Digital cameras see light very differently than what the human eye experiences. The eye is a marvelous piece of biomachinery that allows us to see and adapt to a large range of light intensity. While an extraordinary piece of machinery in its own right, a digital sensor cannot match the eye’s capabilities. Until technology catches up to millions of years of evolutionary development and refinement, knowing how a sensor behaves and how to manipulate the data it captures will help a digital photographer achieve the highest quality photographs.
During the exposure of an image, millions of photosensitive detectors act like tiny light wells and collect the photons hitting an image sensor. When processed by the camera or a computer, the photons captured at each photosensor site are counted and translated into an image pixel with a corresponding luminance value. Unlike our eyes, a digital sensor operates in a linear fashion. A completely empty photon well equates to black. One that has collected all the photons it can hold is pure white. If a typical digital sensor has a dynamic range of six stops (a stop is a doubling of the brightness of light) and can collect 4,096 photons per light well, the first stop, or the extreme shadows is represented by only 64 photons. The second stop has double the number or 128 photons. The third, fourth and fifth stops have 256, 512 and 1,024 photons of light levels, respectively, representing the change in luminosity. The sixth stop or the highlight tones of a scene are doubled yet again and are represented by 2,048 photons. That means that half of the luminance data from a photocell is used to describe only the brightest parts of a scene (See Fig. 1).

FIG 1. – LINEAR CAPTURE
Now, if our eyes worked in this fashion we would very easily be overloaded and completely blinded by exponentially increasing light levels. But this is not the case. Our eyes have a built in compression mechanism that enables us to see up to 20 stops of light, far more than the present capabilities of today’s digital cameras. Furthermore our eyes remap the linear nature of light to a non-linear tonal space where the gradient changes are much more uniform. Raw converters must do a similar thing and have the complex task of converting the linear capture into a gamma corrected space that more closely resembles human perception (See Fig. 2).

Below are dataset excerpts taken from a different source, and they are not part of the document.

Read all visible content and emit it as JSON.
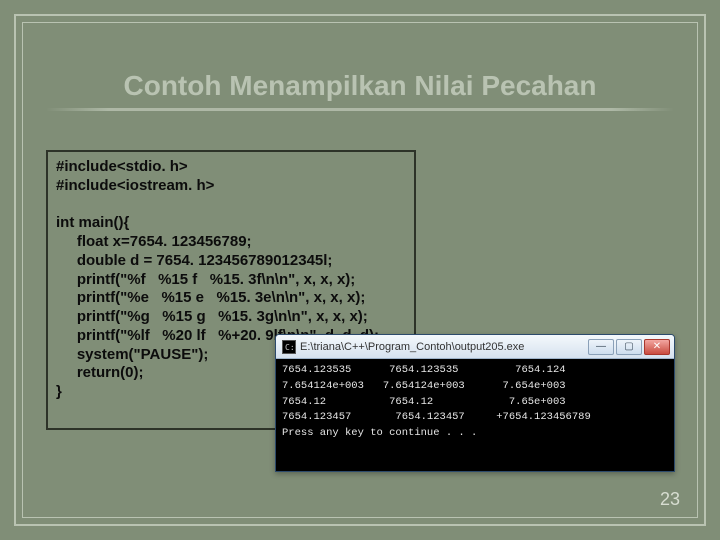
{
  "title": "Contoh Menampilkan Nilai Pecahan",
  "code": "#include<stdio. h>\n#include<iostream. h>\n\nint main(){\n     float x=7654. 123456789;\n     double d = 7654. 123456789012345l;\n     printf(\"%f   %15 f   %15. 3f\\n\\n\", x, x, x);\n     printf(\"%e   %15 e   %15. 3e\\n\\n\", x, x, x);\n     printf(\"%g   %15 g   %15. 3g\\n\\n\", x, x, x);\n     printf(\"%lf   %20 lf   %+20. 9lf\\n\\n\", d, d, d);\n     system(\"PAUSE\");\n     return(0);\n}",
  "console": {
    "title": "E:\\triana\\C++\\Program_Contoh\\output205.exe",
    "output": "7654.123535      7654.123535         7654.124\n7.654124e+003   7.654124e+003      7.654e+003\n7654.12          7654.12            7.65e+003\n7654.123457       7654.123457     +7654.123456789\nPress any key to continue . . ."
  },
  "pageNumber": "23",
  "buttons": {
    "min": "—",
    "max": "▢",
    "close": "✕"
  }
}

FIG 2. – GAMMA CORRECTED CAPTURE
Correct exposure of digital images is critically important to maintaining optimum quality of an image. Contrary to what our eyes tell us, Fig. 3 is actually a properly exposed digital file. Earlier in this article I mentioned that by virtue of the nature of linear capture, most of the information gathered by the sensor is used to describe the bright areas of a scene and the shadow portions are represented by very few photons or data. To get the best quality image possible, we want to harness this multitude of information and remap it into the mid and shadow tones. This is achieved by overexposing images just to the point where highlight detail is beginning to get blown out (notice the white, featureless sky and the luminosity data running off the right side of the histogram).

FIG 3. – OPTIMUM EXPOSURE
When you compensate for the overexposure at capture by reducing the exposure in Adobe Camera Raw, you remap much of the highlight information into the mid and shadow tones (Fig. 4). This creates a photo with much more information in the darker areas of the photograph and allows for increased editing latitude and further refinement. Poor exposure, especially underexposure, can result in the remapping and stretching of photon-starved shadow data instead of photon-rich highlight data. If stretched too far, this can result in the unwanted appearance of noise artifacts and banding.

FIG 4. – RAW CONVERTER EXPOSURE COMPENSATION
Recognizing the differences between the human eye and digital camera sensors is the first step to understanding how to get the most out of your images. Knowing how a photosensor records light and how software processes and manipulates image data enables us to compensate for the limitations in current digital technology and allows us to use our cameras to their full potential.